Q&A: Amazon executive sees Fire TV as high-value
Amazon.com Inc.'s new Fire TV streaming-media device is the third hardware category for the online-retail giant, following its Kindle electronic readers and Kindle Fire tablets.
The executive leading the push into the hardware world is Dave Limp, a vice president with a long pedigree in tech, having worked at Apple and Liberate Technologies, an early pioneer in interactive television.
Amazon's new device, developed at Lab 126, its secretive research and development facility in Silicon Valley, will let customers watch movies and television programs from the company's Netflix-like Prime Instant Video. But it will also run Netflix, as well as another rival service, Hulu.
And the device is a game player as well, featuring titles from such publishers as EA and Ubisoft, as well as Amazon's own game studio.
Limp spoke with The Seattle Times after a media gathering Wednesday in New York to unveil the device. Here's an edited version of that conversation:
QUESTION: How long has Amazon been working on Fire TV?
ANSWER: We've had versions of this in the lab for a long time. But in earnest, the past couple of years, 18 months, we've found a couple of the key things where it made sense to productize it.
Q: You've said that Amazon won't jump into a new hardware category unless you have something that truly differentiated from existing products. So what's truly differentiated in Fire TV?
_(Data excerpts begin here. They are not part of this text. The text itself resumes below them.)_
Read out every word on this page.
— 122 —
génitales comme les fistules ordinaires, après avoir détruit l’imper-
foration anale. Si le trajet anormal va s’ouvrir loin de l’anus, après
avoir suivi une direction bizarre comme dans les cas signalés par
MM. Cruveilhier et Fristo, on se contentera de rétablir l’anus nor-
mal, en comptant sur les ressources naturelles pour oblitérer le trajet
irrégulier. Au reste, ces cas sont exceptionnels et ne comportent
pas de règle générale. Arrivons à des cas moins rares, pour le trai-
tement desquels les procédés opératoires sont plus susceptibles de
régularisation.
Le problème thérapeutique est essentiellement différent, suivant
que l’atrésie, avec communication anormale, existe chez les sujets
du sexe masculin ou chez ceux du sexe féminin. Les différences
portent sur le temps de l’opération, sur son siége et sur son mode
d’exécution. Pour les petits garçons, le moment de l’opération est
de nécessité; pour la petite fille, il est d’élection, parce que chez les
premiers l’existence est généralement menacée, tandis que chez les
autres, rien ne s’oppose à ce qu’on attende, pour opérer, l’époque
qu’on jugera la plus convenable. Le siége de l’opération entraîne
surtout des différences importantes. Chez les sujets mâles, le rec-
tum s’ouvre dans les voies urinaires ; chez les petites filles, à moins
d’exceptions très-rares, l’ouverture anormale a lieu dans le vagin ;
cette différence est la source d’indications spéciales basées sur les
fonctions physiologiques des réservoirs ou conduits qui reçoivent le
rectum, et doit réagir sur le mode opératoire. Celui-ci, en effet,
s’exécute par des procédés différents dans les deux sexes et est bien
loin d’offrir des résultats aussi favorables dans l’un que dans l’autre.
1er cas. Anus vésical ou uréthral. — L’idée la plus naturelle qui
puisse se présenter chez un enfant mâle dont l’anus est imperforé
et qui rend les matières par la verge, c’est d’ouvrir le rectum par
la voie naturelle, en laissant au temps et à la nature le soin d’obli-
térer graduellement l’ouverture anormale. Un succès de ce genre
A: The first one is that Moore's Law (which holds that chips processing speeds double every two years) didn't seem to apply to this category of devices. Streaming-media players, when you tore them apart, were underpowered.
When we put best-in-class processor technology in this, what we have in our tablets, what other people have in their phones, all of a sudden, it was just much more seamless.
The second step was when we got voice to a place where it wasn't frustrating. It was frustrating in two dimensions. One, it wasn't very accurate. And the second part was that it was slow. By the time you did the round trip (from speaking a query into the remote to receiving the results), it felt inconvenient. When we got the accuracy much, much higher, and also got the latency down to a very short period of time, that seemed very differentiated.
The last one - and it was a bonus feature - is that once we packed all the hardware in to, first and foremost, make a great streaming experience, it turned out games ran really well.
Q: Tell me how you worked through the decision to price the Fire TV at $99.
A: Our philosophy, which hasn't changed even as we add a third category of devices, is we try to effectively break even on our devices when we sell them, and we want to make money when customers use the devices.
The $99 price point is almost an output of the process. Now, as customers use it, we'll be aligned with them, as they buy videos, when they subscribe to Netflix, when they subscribe to Hulu Plus.
When I look at the landscape, the Apple TV, the Roku 3 are both $99. And when I compare our specifications and feature sets to the ones at that same price point, it's unbelievably more value.
Q: To be clear, this device is priced at roughly break-even for Amazon?
Our goal is to price our devices at effectively break-even. I won't talk to this one specifically, but I will say that is our goal, so that we're aligned with customers.
Q: How important is it for Amazon to maintain control over its services, something it can't do as well when they run on competitors' devices?
A: I think that's a great-to-have, but not a must-have. The must-have is that it has to be a great stand-alone device that is a best-in-class streaming device. That being said, since we also make tablets, we wanted to make sure they are better together.
Q: What about with Amazon Prime Instant Video? Before Fire TV, I'd have to watch programs on a rival device. Is Amazon Prime Instant Video shown in a more featured way?
A: The "Movies" and "Television" categories are ours. We do want to make it as fair an experience as possible. That's why Hulu and Netflix are here. We need to treat them as first-class citizens. They are very popular services.
Q: I expected there to be some added benefit for Prime subscribers, perhaps a lower price point for them.
A: I wouldn't rule that out. But right now, we thought it was a great value at $99. And if you're a Prime subscriber, the product is just that much better because all that free content is front and center.